I follow the #MeToo movement closely because it addresses a reality that is central to my existence. Sexual abuse trauma dominates my emotional life. I was never sexually abused myself; however, my mother was. Her sexual abuse impacted her ability to be a loving mother to me. I recently became aware of the depth of this reality when I read a paragraph about what it is like to be in relationship with a narcissist.

A relationship with a narcissist is a desperate relationship where you are always feeling vulnerable, worthless, hated, constantly explaining yourself, silenced, punished, and traumatized. What is it that you are actually doing wrong? Nothing!1

This describes what it was like to be my mother’s daughter. Extreme abuse can engender a particular type of narcissism. My mother, a victim of sexual abuse, needed to throw her own negative feelings about herself onto me in order to live with the unbearable truth and pain of her experience. I experience my relationship with her as something in me that always feels a need to defend myself and is sure that there is no love or margin of error available to me.

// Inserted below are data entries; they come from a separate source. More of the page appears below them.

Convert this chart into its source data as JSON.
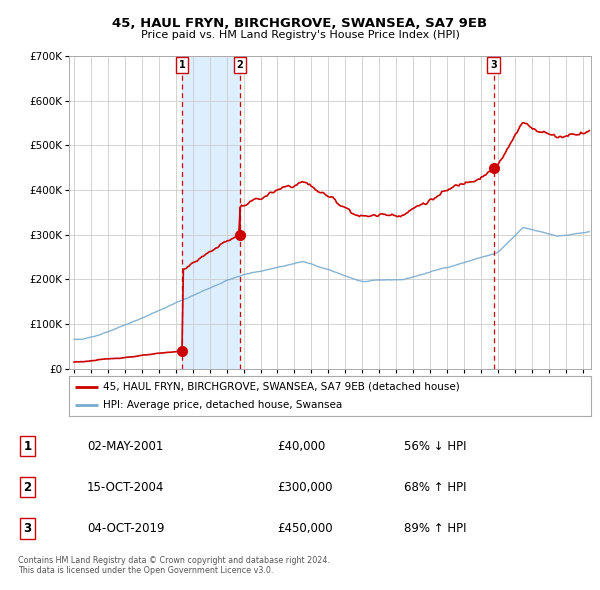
{
  "title": "45, HAUL FRYN, BIRCHGROVE, SWANSEA, SA7 9EB",
  "subtitle": "Price paid vs. HM Land Registry's House Price Index (HPI)",
  "legend_line1": "45, HAUL FRYN, BIRCHGROVE, SWANSEA, SA7 9EB (detached house)",
  "legend_line2": "HPI: Average price, detached house, Swansea",
  "footer1": "Contains HM Land Registry data © Crown copyright and database right 2024.",
  "footer2": "This data is licensed under the Open Government Licence v3.0.",
  "transactions": [
    {
      "num": 1,
      "date": "02-MAY-2001",
      "price": 40000,
      "x_year": 2001.37,
      "pct": "56% ↓ HPI"
    },
    {
      "num": 2,
      "date": "15-OCT-2004",
      "price": 300000,
      "x_year": 2004.79,
      "pct": "68% ↑ HPI"
    },
    {
      "num": 3,
      "date": "04-OCT-2019",
      "price": 450000,
      "x_year": 2019.75,
      "pct": "89% ↑ HPI"
    }
  ],
  "red_line_color": "#cc0000",
  "blue_line_color": "#7aabcf",
  "shade_color": "#ddeeff",
  "grid_color": "#cccccc",
  "background_color": "#ffffff",
  "plot_bg_color": "#ffffff",
  "ylim": [
    0,
    700000
  ],
  "xlim_start": 1994.7,
  "xlim_end": 2025.5
}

Wholebody Focusing as a Way to Heal Sexual Abuse Trauma

The dominance of this felt sense in my life became clear to me one day as I was preparing for a medical test. Try as I might, I couldn’t clear my mind and relax. Thoughts of random moments in the past in which I felt traumatized by interactions with others kept surfacing. There were so many from such a wide variety of different points in my life that I became completely overwhelmed. I slowed down and connected to the energy of the Earth.  I paused with this sense of overwhelm.  A new realization eventually emerged—it was futile to try to hold space for any or all of the fast shifting narratives floating through me.